The sources of threat

When speaking to Prof. Uyangoda on his recommendations on how we ought to proceed in the Sri Lankan legal space on this issue, he shared: “In Sri Lanka, there are three sources of threat to privacy – one is the individuals, like Ranjan Ramanayake. And today, phone tapping is a fairly common thing as the equipment can be bought. So here, individuals themselves are a threat and can pose a threat to the privacy of other individuals.

“The second one is private companies. These companies have an enormous amount of personal data. For example, the supermarkets we go to if get our phone numbers and have all the information about our consumer preferences; everything in the hospitals are digitalised and so those computers contain all our personal information; and let’s not forget the banks.

“The third potential source of threat is the state. The state also has enormous amounts of our personal data. The state taps telephones, the state taps our emails, and breaks open our letters. Therefore, the state has enormous amounts of data about individuals.

“I think the law should cover all three potential sources of threat.”

Shedding more light on things to consider when proposing such legislation, CPA’s Fonseka said: “The right to information is recognised in Article 14A of the Constitution, and one of the grounds on which this right can be restricted is based on privacy. As such, the Supreme Court will sooner or later have to deal with the issue of what is meant by privacy when interpreting the scope of the right to information.”

However, the above would only be applicable if victims of privacy abuse stand up for their rights and fight to protect it.
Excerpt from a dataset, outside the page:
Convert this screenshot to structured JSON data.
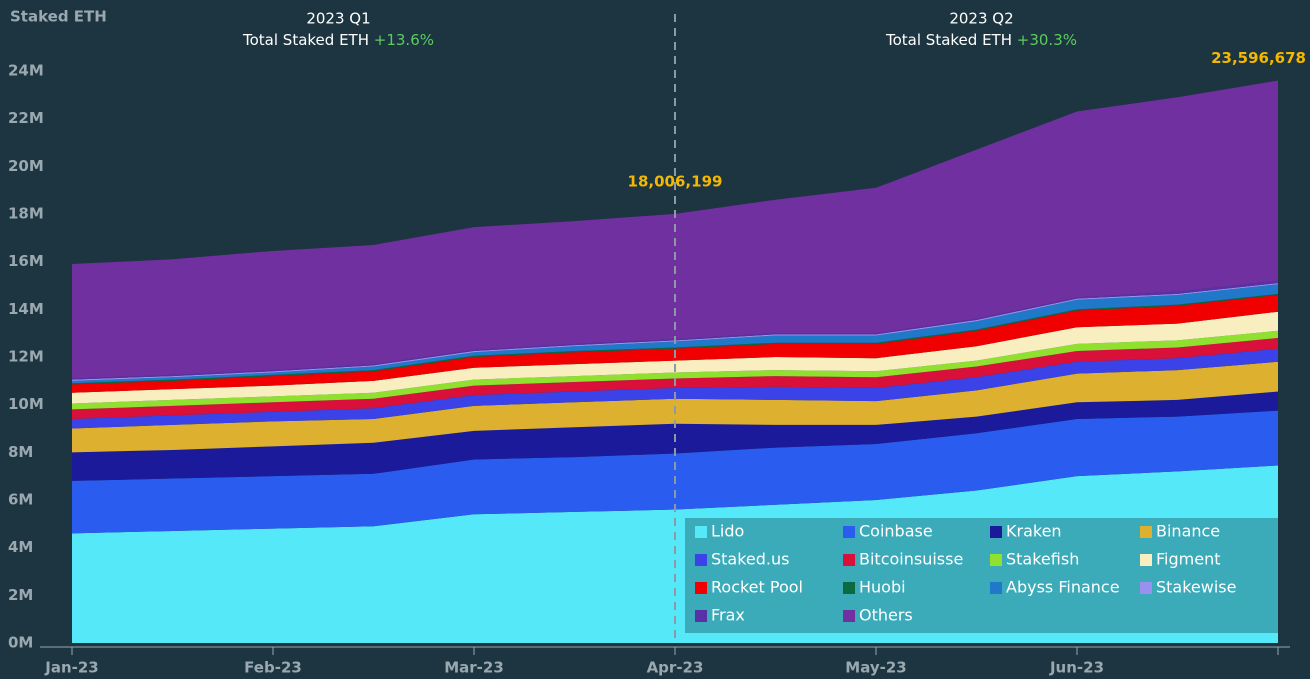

And that might be difficult, considering the fragmented way in which individuals’ privacy is protected through local legislations at present – in this article, we explored three acts already in force and one that is pending ratification.

A layman may not be fully aware of their rights as things stand and this leaves a lot of room for misinterpretation, leaving them vulnerable.

Needless to say, the conversation surrounding privacy needs to be given priority in Sri Lanka, especially in the most basic sense so that it is understood by you and me.

At the same time however, we must not forget the complex ways in which it can and is being violated via more stealthy avenues as technology advances.

At this juncture, the most pertinent question of all is, how do we draw the line between correctly categorizing data that should be protected and considered private, against data that might pose a threat to national security?

After all, isn’t this the basis on which the state has granted itself full access?